State-of-the-art microscope helping Noosa residents see more clearly
Jun 08, 2021
The latest microscope designed for delicate eye procedures has arrived at Noosa Hospital, giving locals access to safer surgery and more accurate results.
The $200,000 ZEISS Lumera microscope arrived on site last week and will be used for most ophthalmology procedures, particularly cataracts and pterygiums.
Noosa Hospital Opthalmologist, Associate Professor Kris Rallah-Baker said the ZEISS microscope represented a huge step forward.

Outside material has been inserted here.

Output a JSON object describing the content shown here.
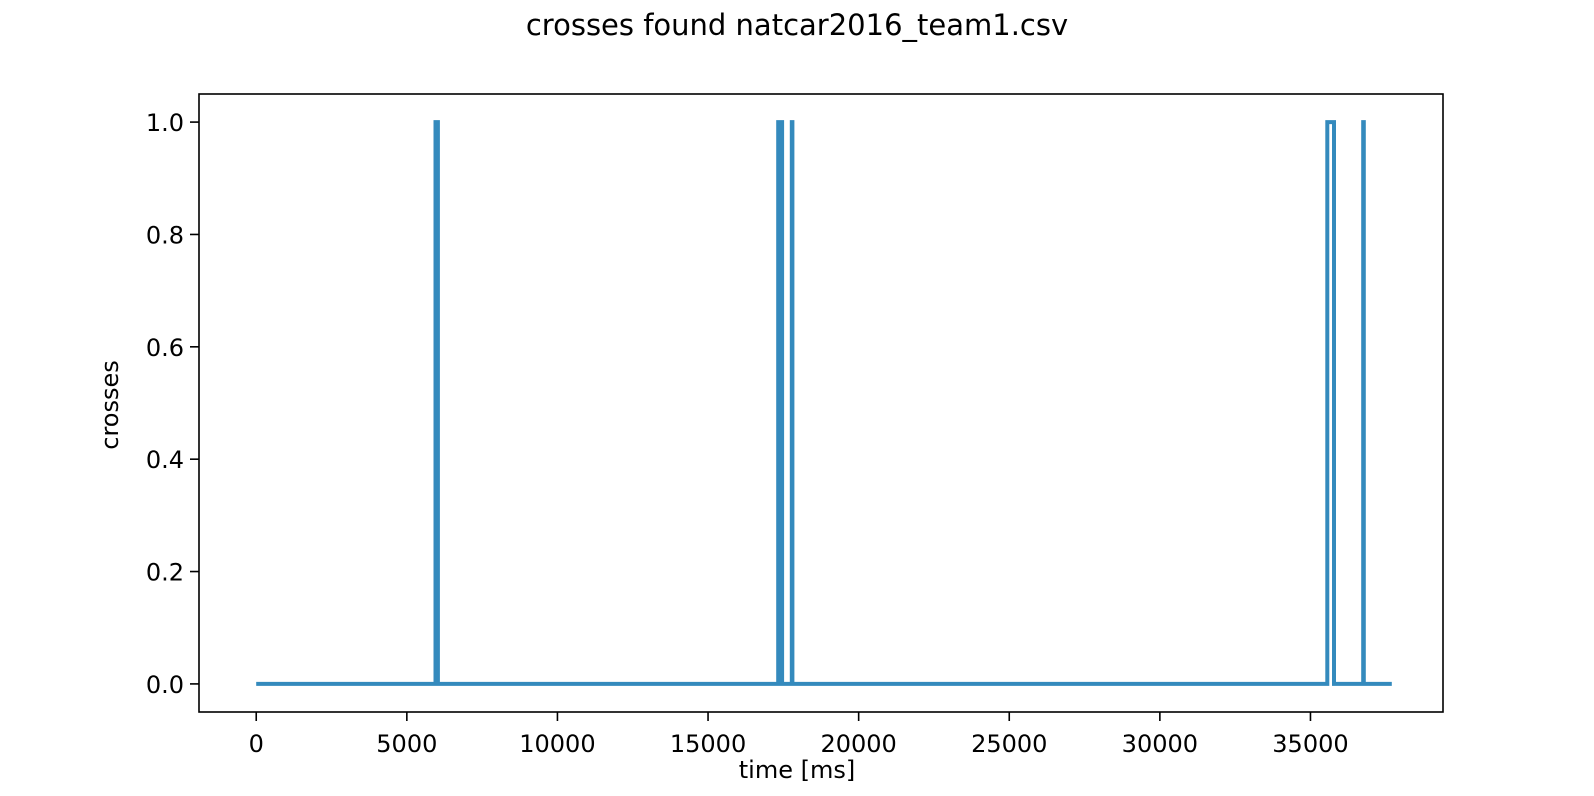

“When we put in a lens a lot of the time it needs to be at a certain angle. Previously that was a manual process. But with this microscope, I pre-operatively measure the eye in my room and that information is plugged into the machine on the day of surgery via USB to give me the exact reading of where that lens angle needs to be,” Dr Rallah-Baker said.
“In ophthalmology, 95% of operations are done under the microscope so this will make a big difference. We’ve got a large elderly population in Noosa too and I see a lot of patients with cataracts so safer, quicker surgery can lead to better outcomes for them.”
Chief Executive Officer Justin Greenwell said the new microscope was a great ‘next step’ for ophthalmology at Noosa Hospital.
“I’m so pleased that after launching ophthalmology services at Noosa Hospital just over 18 months ago, we are already progressing with new technology for our local patients. We’re always looking at ways to invest in the latest technology with the aim of giving the best patient outcomes,” Mr Greenwell said.
Assoc. Prof. Rallah-Baker said the new microscope also features a surgical assistant attachment arm used by a medical assistant or nurse during eye surgery, as well as a large screen showing the operation itself. These additional features enable up close teaching of staff and medical students.
“It brings Noosa Hospital up to a gold standard in terms of ophthalmology surgery and we’re now able to deliver cataract surgery equal to much larger facilities, for example those in Brisbane - and the people of Noosa deserve that,” Dr Rallah-Baker said.
The ZEISS Lumera microscope was used for the first time at Noosa Hospital on Friday 4th June.